We're waiting on my better half -- MBH -- and watching Animal Planet when I ask Nick why he wants to go. But he just points at the TV show.
"See, George," says Nick, as we watch a cairn terrier trot across the green Astroturf, "his tail is wagging! Why isn't yours?"
I feel like telling my stepdad that I wonder whether his tail would wag, too, if all that came out underneath it was pain.
But I don't say a thing. Nick's right. I gotta cheer up, disemboweled and all.
While MBH continues to burn up the phone line, Nick and I gasp as we see some of the world's most beautiful dogs make their way across the screen.
I know why I'm gasping, but I ask Nick why he is.
"Because they're naked, George," says Nick.
"So," I say to my 74-year-old dog lover, "do their eight nipples turn you on?"
He thinks about it for a few seconds, then responds, "I'm a leg man, myself."
I tell him it's all about the tail and he tells me I'm a sick fuck.
Yup, things are almost feeling normal again.
With MBH finally off the phone, we head to what we can only guess is Phoenix's original greyhound racing park.

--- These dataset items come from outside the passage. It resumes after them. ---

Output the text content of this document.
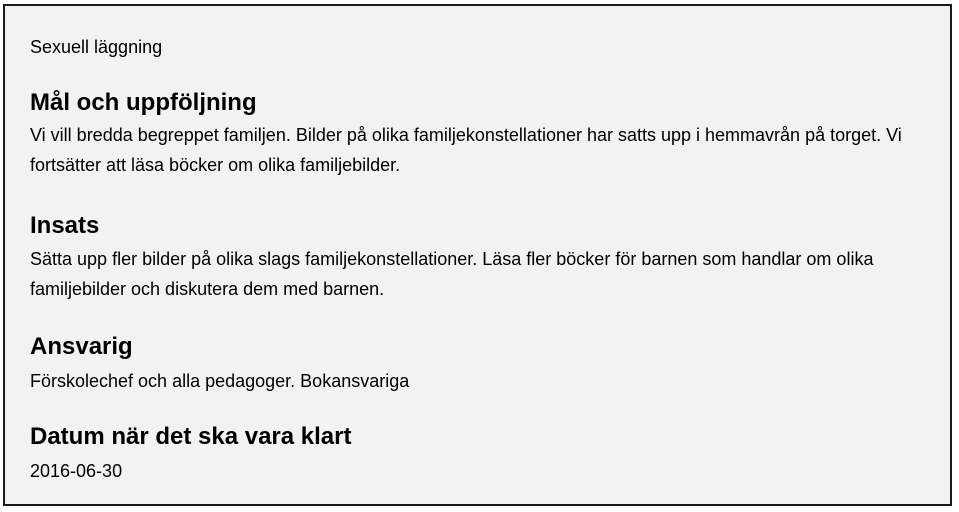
Sexuell läggning
Mål och uppföljning
Vi vill bredda begreppet familjen. Bilder på olika familjekonstellationer har satts upp i hemmavrån på torget. Vi fortsätter att läsa böcker om olika familjebilder.
Insats
Sätta upp fler bilder på olika slags familjekonstellationer. Läsa fler böcker för barnen som handlar om olika familjebilder och diskutera dem med barnen.
Ansvarig
Förskolechef och alla pedagoger. Bokansvariga
Datum när det ska vara klart
2016-06-30
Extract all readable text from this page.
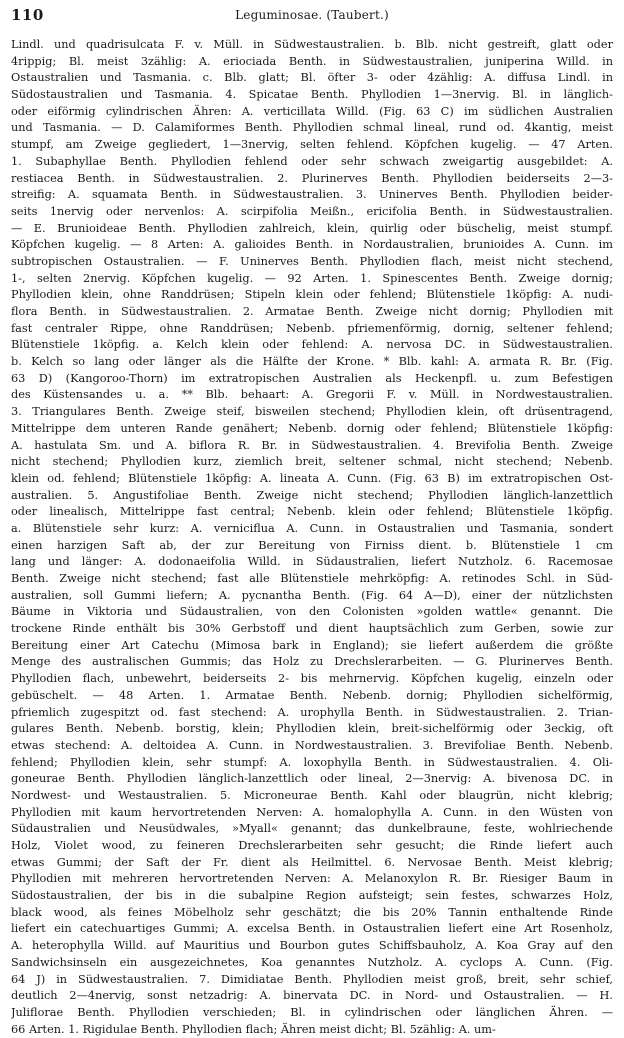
110	Leguminosae. (Taubert.)
Lindl. und quadrisulcata F. v. Müll. in Südwestaustralien. b. Blb. nicht gestreift, glatt oder
4rippig; Bl. meist 3zählig: A. eriociada Benth. in Südwestaustralien, juniperina Willd. in
Ostaustralien und Tasmania. c. Blb. glatt; Bl. öfter 3- oder 4zählig: A. diffusa Lindl. in
Südostaustralien und Tasmania. 4. Spicatae Benth. Phyllodien 1—3nervig. Bl. in länglich-
oder eiförmig cylindrischen Ähren: A. verticillata Willd. (Fig. 63 C) im südlichen Australien
und Tasmania. — D. Calamiformes Benth. Phyllodien schmal lineal, rund od. 4kantig, meist
stumpf, am Zweige gegliedert, 1—3nervig, selten fehlend. Köpfchen kugelig. — 47 Arten.
1. Subaphyllae Benth. Phyllodien fehlend oder sehr schwach zweigartig ausgebildet: A.
restiacea Benth. in Südwestaustralien. 2. Plurinerves Benth. Phyllodien beiderseits 2—3-
streifig: A. squamata Benth. in Südwestaustralien. 3. Uninerves Benth. Phyllodien beider-
seits 1nervig oder nervenlos: A. scirpifolia Meißn., ericifolia Benth. in Südwestaustralien.
— E. Brunioideae Benth. Phyllodien zahlreich, klein, quirlig oder büschelig, meist stumpf.
Köpfchen kugelig. — 8 Arten: A. galioides Benth. in Nordaustralien, brunioides A. Cunn. im
subtropischen Ostaustralien. — F. Uninerves Benth. Phyllodien flach, meist nicht stechend,
1-, selten 2nervig. Köpfchen kugelig. — 92 Arten. 1. Spinescentes Benth. Zweige dornig;
Phyllodien klein, ohne Randdrüsen; Stipeln klein oder fehlend; Blütenstiele 1köpfig: A. nudi-
flora Benth. in Südwestaustralien. 2. Armatae Benth. Zweige nicht dornig; Phyllodien mit
fast centraler Rippe, ohne Randdrüsen; Nebenb. pfriemenförmig, dornig, seltener fehlend;
Blütenstiele 1köpfig. a. Kelch klein oder fehlend: A. nervosa DC. in Südwestaustralien.
b. Kelch so lang oder länger als die Hälfte der Krone. * Blb. kahl: A. armata R. Br. (Fig.
63 D) (Kangoroo-Thorn) im extratropischen Australien als Heckenpfl. u. zum Befestigen
des Küstensandes u. a. ** Blb. behaart: A. Gregorii F. v. Müll. in Nordwestaustralien.
3. Triangulares Benth. Zweige steif, bisweilen stechend; Phyllodien klein, oft drüsentragend,
Mittelrippe dem unteren Rande genähert; Nebenb. dornig oder fehlend; Blütenstiele 1köpfig:
A. hastulata Sm. und A. biflora R. Br. in Südwestaustralien. 4. Brevifolia Benth. Zweige
nicht stechend; Phyllodien kurz, ziemlich breit, seltener schmal, nicht stechend; Nebenb.
klein od. fehlend; Blütenstiele 1köpfig: A. lineata A. Cunn. (Fig. 63 B) im extratropischen Ost-
australien. 5. Angustifoliae Benth. Zweige nicht stechend; Phyllodien länglich-lanzettlich
oder linealisch, Mittelrippe fast central; Nebenb. klein oder fehlend; Blütenstiele 1köpfig.
a. Blütenstiele sehr kurz: A. verniciflua A. Cunn. in Ostaustralien und Tasmania, sondert
einen harzigen Saft ab, der zur Bereitung von Firniss dient. b. Blütenstiele 1 cm
lang und länger: A. dodonaeifolia Willd. in Südaustralien, liefert Nutzholz. 6. Racemosae
Benth. Zweige nicht stechend; fast alle Blütenstiele mehrköpfig: A. retinodes Schl. in Süd-
australien, soll Gummi liefern; A. pycnantha Benth. (Fig. 64 A—D), einer der nützlichsten
Bäume in Viktoria und Südaustralien, von den Colonisten »golden wattle« genannt. Die
trockene Rinde enthält bis 30% Gerbstoff und dient hauptsächlich zum Gerben, sowie zur
Bereitung einer Art Catechu (Mimosa bark in England); sie liefert außerdem die größte
Menge des australischen Gummis; das Holz zu Drechslerarbeiten. — G. Plurinerves Benth.
Phyllodien flach, unbewehrt, beiderseits 2- bis mehrnervig. Köpfchen kugelig, einzeln oder
gebüschelt. — 48 Arten. 1. Armatae Benth. Nebenb. dornig; Phyllodien sichelförmig,
pfriemlich zugespitzt od. fast stechend: A. urophylla Benth. in Südwestaustralien. 2. Trian-
gulares Benth. Nebenb. borstig, klein; Phyllodien klein, breit-sichelförmig oder 3eckig, oft
etwas stechend: A. deltoidea A. Cunn. in Nordwestaustralien. 3. Brevifoliae Benth. Nebenb.
fehlend; Phyllodien klein, sehr stumpf: A. loxophylla Benth. in Südwestaustralien. 4. Oli-
goneurae Benth. Phyllodien länglich-lanzettlich oder lineal, 2—3nervig: A. bivenosa DC. in
Nordwest- und Westaustralien. 5. Microneurae Benth. Kahl oder blaugrün, nicht klebrig;
Phyllodien mit kaum hervortretenden Nerven: A. homalophylla A. Cunn. in den Wüsten von
Südaustralien und Neusüdwales, »Myall« genannt; das dunkelbraune, feste, wohlriechende
Holz, Violet wood, zu feineren Drechslerarbeiten sehr gesucht; die Rinde liefert auch
etwas Gummi; der Saft der Fr. dient als Heilmittel. 6. Nervosae Benth. Meist klebrig;
Phyllodien mit mehreren hervortretenden Nerven: A. Melanoxylon R. Br. Riesiger Baum in
Südostaustralien, der bis in die subalpine Region aufsteigt; sein festes, schwarzes Holz,
black wood, als feines Möbelholz sehr geschätzt; die bis 20% Tannin enthaltende Rinde
liefert ein catechuartiges Gummi; A. excelsa Benth. in Ostaustralien liefert eine Art Rosenholz,
A. heterophylla Willd. auf Mauritius und Bourbon gutes Schiffsbauholz, A. Koa Gray auf den
Sandwichsinseln ein ausgezeichnetes, Koa genanntes Nutzholz. A. cyclops A. Cunn. (Fig.
64 J) in Südwestaustralien. 7. Dimidiatae Benth. Phyllodien meist groß, breit, sehr schief,
deutlich 2—4nervig, sonst netzadrig: A. binervata DC. in Nord- und Ostaustralien. — H.
Juliflorae Benth. Phyllodien verschieden; Bl. in cylindrischen oder länglichen Ähren. —
66 Arten. 1. Rigidulae Benth. Phyllodien flach; Ähren meist dicht; Bl. 5zählig: A. um-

It takes us more than half an hour to park in the huge lot, but not because everyone in town is there to see our four-legged friends run around in circles. No, everyone is parking in the damn lot because of some street fair. Yeah, there are rides and stuff for the kids, and the food does smell appealing in that "I'm gonna barf it up in 10 minutes anyway" sort of way, but we're there on a mission.